Deutschland gewinnt MKS-Freiheitsstatus zurück
„Fast ganz Deutschland ist laut der Weltorganisation für Tiergesundheit wieder MKS-frei, das haben wir nun schwarz auf weiß. Der wiedererlangte Freiheitsstatus schickt ein deutliches Zeichen an unsere Handelspartner. Die offizielle Bestätigung der WOAH ist eine entscheidende Grundlage für unsere Gespräche mit Drittländern und nützt dem Export. Ich bin zuversichtlich, dass sich unsere Handelsbeziehungen bei den betroffenen Produkten in aller Welt schnell normalisieren und unsere Betriebe bald wieder in ihre gewohnten Absatzmärkte liefern können“, erläuterte hierzu Cem Özdemir, Bundesminister für Ernährung und Landwirtschaft.

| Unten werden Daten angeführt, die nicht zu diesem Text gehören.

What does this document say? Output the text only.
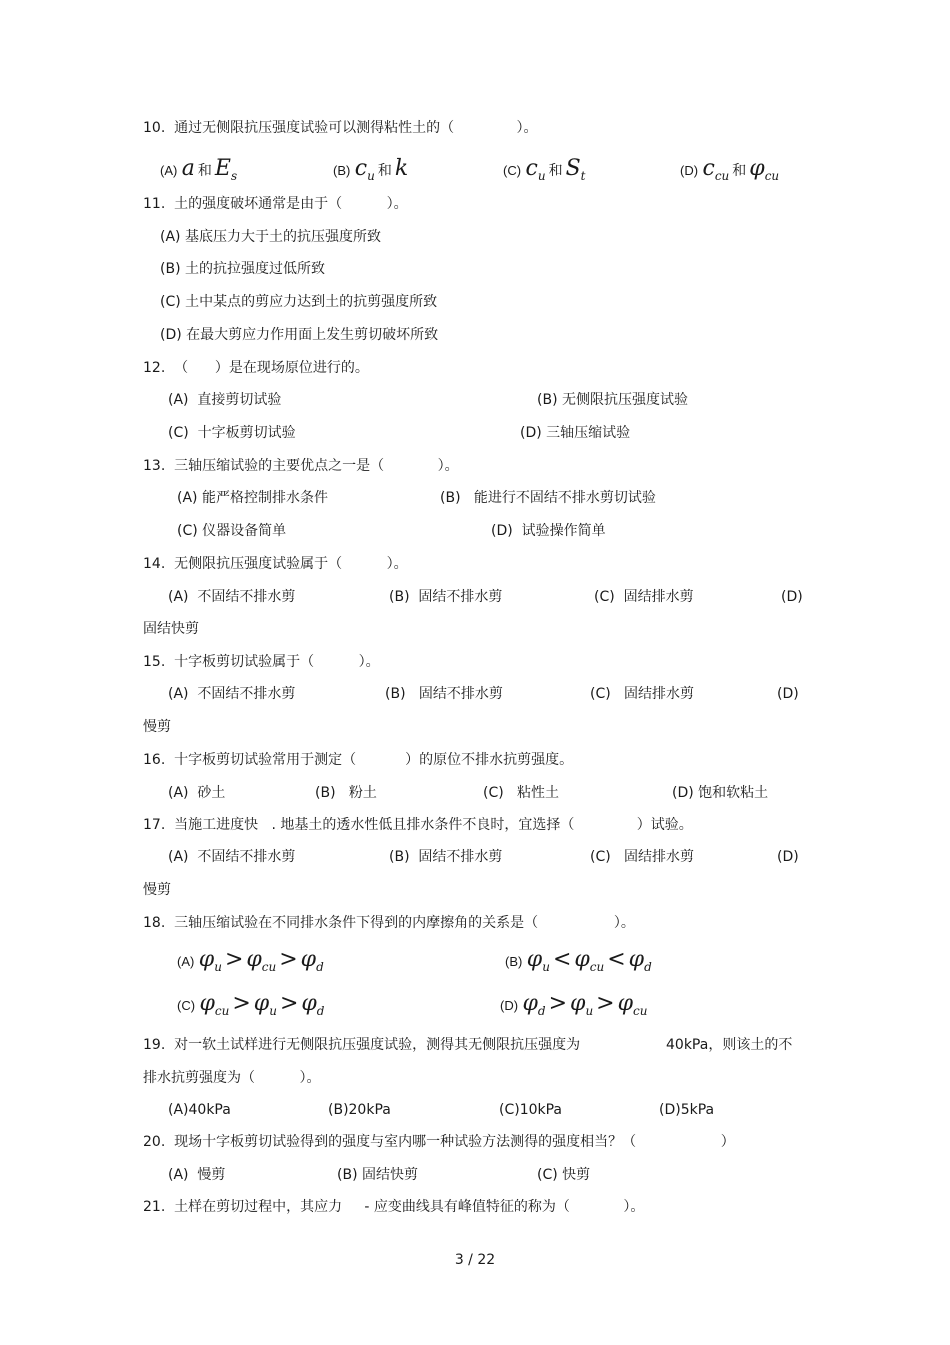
10.  通过无侧限抗压强度试验可以测得粘性土的（              ）。
(A) a 和 Es	(B) cu 和 k	(C) cu 和 St	(D) ccu 和 φcu
11.  土的强度破坏通常是由于（          ）。
(A) 基底压力大于土的抗压强度所致
(B) 土的抗拉强度过低所致
(C) 土中某点的剪应力达到土的抗剪强度所致
(D) 在最大剪应力作用面上发生剪切破坏所致
12.  （      ）是在现场原位进行的。
(A)  直接剪切试验	(B) 无侧限抗压强度试验
(C)  十字板剪切试验	(D) 三轴压缩试验
13.  三轴压缩试验的主要优点之一是（            ）。
(A) 能严格控制排水条件	(B)   能进行不固结不排水剪切试验
(C) 仪器设备简单	(D)  试验操作简单
14.  无侧限抗压强度试验属于（          ）。
(A)  不固结不排水剪	(B)  固结不排水剪	(C)  固结排水剪	(D)
固结快剪
15.  十字板剪切试验属于（          ）。
(A)  不固结不排水剪	(B)   固结不排水剪	(C)   固结排水剪	(D)
慢剪
16.  十字板剪切试验常用于测定（           ）的原位不排水抗剪强度。
(A)  砂土	(B)   粉土	(C)   粘性土	(D) 饱和软粘土
17.  当施工进度快   . 地基土的透水性低且排水条件不良时，宜选择（              ）试验。
(A)  不固结不排水剪	(B)  固结不排水剪	(C)   固结排水剪	(D)
慢剪
18.  三轴压缩试验在不同排水条件下得到的内摩擦角的关系是（                 ）。
(A) φu > φcu > φd	(B) φu < φcu < φd
(C) φcu > φu > φd	(D) φd > φu > φcu
19.  对一软土试样进行无侧限抗压强度试验，测得其无侧限抗压强度为	40kPa，则该土的不
排水抗剪强度为（          ）。
(A)40kPa	(B)20kPa	(C)10kPa	(D)5kPa
20.  现场十字板剪切试验得到的强度与室内哪一种试验方法测得的强度相当？（                   ）
(A)  慢剪	(B) 固结快剪	(C) 快剪
21.  土样在剪切过程中，其应力     - 应变曲线具有峰值特征的称为（            ）。
3 / 22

Mit hohem Aufwand gegen die Seuche gekämpft
Die Bestätigung durch die WOAH sei, so Özdemir, ein großer Erfolg und eine gute Nachricht für die Land- und Ernährungswirtschaft und für viele tierhaltende Betriebe in diesem Land. „Das haben wir in rekordverdächtiger Zeit geschafft, gemeinsam und weil alle vor Ort, im Land und im Bund mit vereinten Kräften gegen die Seuche gekämpft haben“, sagte und freute sich der Bundesagrarminister.
Möglich geworden sei die Anerkennung der "Containment Zone" durch die WOAH und damit die schnelle Wiedereinsetzung des WOAH-Freiheitsstatus durch die Erstellung eines Dossiers durch das BMEL. Diesem war eine umfangreiche Zusammenarbeit mit den betroffenen Bundesländern Brandenburg und Berlin, dem Friedrich-Loeffler-Institut (FLI) sowie einem von der EU entsandten Experten vorausgegangen. Parallel hierzu, so das BMEL, würden inzwischen auch für das Gebiet der "Containment Zone" Vorbereitungen getroffen, die Wiedererlangung der MKS-Freiheit bei der WOAH zum nächstmöglichen Zeitpunkt zu erreichen.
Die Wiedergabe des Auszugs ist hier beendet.